Starting on Jan. 1, 2015, operators will be required to disclose detailed information about the composition of well stimulation fluids and provide groundwater monitoring and a water management plans in their permit applications. The rules also call for notifying nearby residents and landowners before stimulation begins and providing water well testing upon request.
Jones said, "I think the industry as a whole, while they weren't thrilled about the bill, are kind of relieved that there is now an established regulatory framework that they can operate in." He added that many of the requirements are considered industry best practices. "They are things that these companies are used to complying with," he said.
DOGGER estimates that, in 2012, 800 wells in California underwent some type of well stimulation that would be subject to new rules. The figure includes 600 hydraulically fractured wells and 200 wells that were subject to some other form of stimulation, like acidization.
Senate Bill 4 also called for three state regulatory agencies, DOGGER, California's Natural Resources Agency, and the State Water Resources Board, to perform separate studies on the environmental impacts of well stimulation.
Jones said the environmental review is the part of the bill "that actually has some potential, depending on what the results are from that, to be a big change."
It is not uncommon for estimates of technically recoverable resources to change in the early stages of production.
Catherine Reheis-Boyd, president of the Western States Petroleum Association, said the US Geological Survey estimated in 1995 that the Bakken shale in North Dakota held just 151 million bbl of oil.
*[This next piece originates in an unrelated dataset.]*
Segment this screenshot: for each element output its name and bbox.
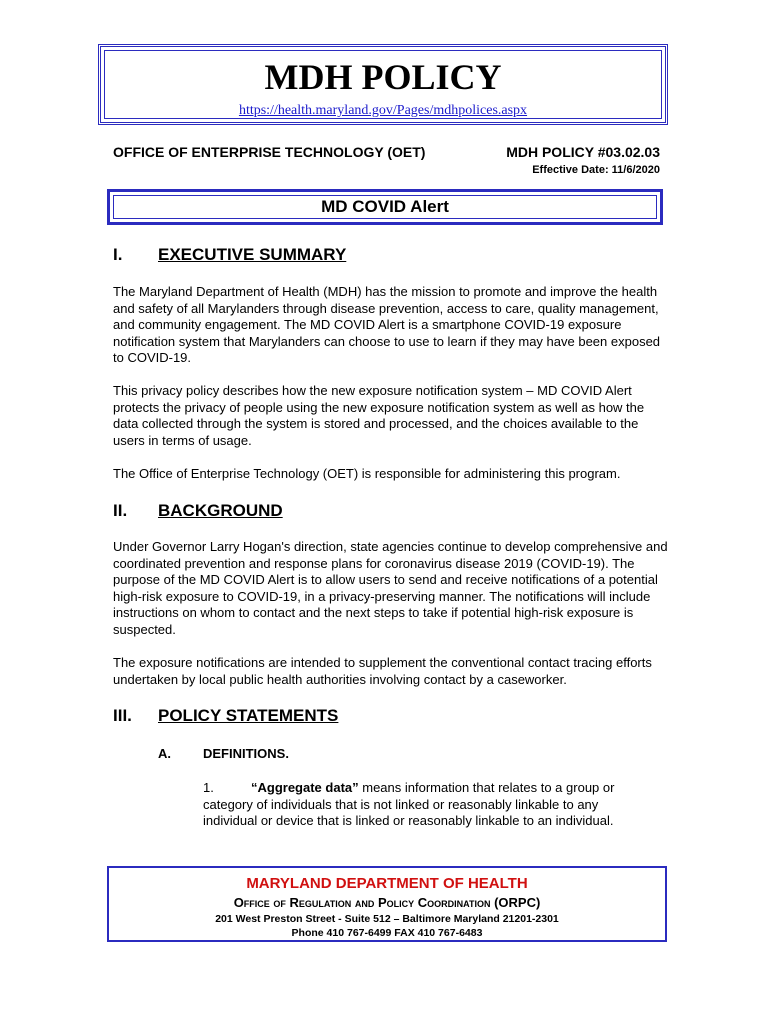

Now, the agency figures the formation holds 7.4 billion bbl of undiscovered, technically recoverable oil, and production is approaching 1 million b/d.
The EIA's downward revision of Monterey reserves reflects only that the current state of technology is unable to unlock the full potential of the play. The amount of oil contained in the formation has not changed.
"We have a great deal of confidence that the skill, experience, and innovative spirit possessed by the men and women of the petroleum industry will ultimately solve this puzzle and improve production rates from the Monterey shale," Reheis-Boyd said.